Plants – from lush rainforests to desert shrublands – map climatic differences on the landscape. The waxy molecules coating plant leaves are some of the most resilient biochemicals made by plants and they contribute to the sedimentary legacy of past environment, archived in deep sea sediments. The International Ocean Discovery Program has recently drilled the two largest submarine fans in the world, the Bengal Fan (Expedition 354) and Indus Fan (Expedition 355). These megafans yield thick deposits of dominantly terrestrial organic matter derived from the Ganges-Brahmaputra and Indus River systems respectively. In addition, legacy cores from the Gulf of Aden (Expedition 24) contain wind-blown terrestrial organic material from NE Africa. From each of these expeditions we have uncovered a record of landscape change and I weave these together with terrestrial evidence into an integrated story of landscape and climate change around the shores of the Indian Ocean. Plant waxes are key to this story as their C isotopic composition reflects photosynthetic pathway and their H isotopic composition that of precipitation. Dual analyses in the same plant wax molecules allow climate and ecology to be tracked in tandem. Using this approach, we find unequivocal evidence that drying in the core monsoon region coincided with the widespread development of C4 grasslands. These plant wax records provide dramatic illustration of the sensitivity of ecosystems to climatic change in one of the most flood and drought prone, and highly populous regions of the globe.
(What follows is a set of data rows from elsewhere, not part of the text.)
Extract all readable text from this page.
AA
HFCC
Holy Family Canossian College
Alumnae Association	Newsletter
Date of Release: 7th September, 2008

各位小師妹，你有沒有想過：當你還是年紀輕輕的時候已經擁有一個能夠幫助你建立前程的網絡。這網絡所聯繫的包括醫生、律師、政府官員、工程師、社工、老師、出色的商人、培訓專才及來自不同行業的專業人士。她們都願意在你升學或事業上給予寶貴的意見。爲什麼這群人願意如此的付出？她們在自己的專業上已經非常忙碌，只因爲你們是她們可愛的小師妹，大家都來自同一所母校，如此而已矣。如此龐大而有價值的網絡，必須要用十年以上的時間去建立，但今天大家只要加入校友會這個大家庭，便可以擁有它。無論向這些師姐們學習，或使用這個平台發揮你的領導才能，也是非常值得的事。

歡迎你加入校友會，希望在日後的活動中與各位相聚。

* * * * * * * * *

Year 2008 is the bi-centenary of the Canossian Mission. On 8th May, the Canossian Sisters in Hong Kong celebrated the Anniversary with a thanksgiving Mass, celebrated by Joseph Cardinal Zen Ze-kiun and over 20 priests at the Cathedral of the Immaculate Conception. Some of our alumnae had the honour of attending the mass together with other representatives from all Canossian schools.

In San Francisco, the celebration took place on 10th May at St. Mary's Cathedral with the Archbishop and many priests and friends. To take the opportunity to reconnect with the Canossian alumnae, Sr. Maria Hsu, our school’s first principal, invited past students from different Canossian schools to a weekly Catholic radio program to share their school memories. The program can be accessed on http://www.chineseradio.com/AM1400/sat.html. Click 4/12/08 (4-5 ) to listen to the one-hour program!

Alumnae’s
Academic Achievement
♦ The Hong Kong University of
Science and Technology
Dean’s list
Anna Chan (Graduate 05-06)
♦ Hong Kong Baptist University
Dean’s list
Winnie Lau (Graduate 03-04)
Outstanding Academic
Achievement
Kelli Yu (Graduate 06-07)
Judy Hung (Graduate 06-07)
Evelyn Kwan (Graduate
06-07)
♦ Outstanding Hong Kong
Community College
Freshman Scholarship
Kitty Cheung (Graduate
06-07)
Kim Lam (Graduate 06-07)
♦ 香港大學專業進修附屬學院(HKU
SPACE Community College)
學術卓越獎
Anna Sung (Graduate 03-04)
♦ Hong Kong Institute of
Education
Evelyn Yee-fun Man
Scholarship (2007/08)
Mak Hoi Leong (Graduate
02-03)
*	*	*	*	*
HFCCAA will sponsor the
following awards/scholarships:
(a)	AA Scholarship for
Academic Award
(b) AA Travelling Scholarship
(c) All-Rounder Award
Dr. Feakins is an Associate Professor of Earth Sciences at the University of Southern California. She received her Ph.D. from Columbia University and was a NOAA Postdoctoral Fellow at Caltech. Sarah has worked on deep sea drilling cores for the past 15 years. A graduate student and a postdoctoral researcher from her group sailed as shipboard scientists on two consecutive IODP Expeditions (Expeditions 354 and 355).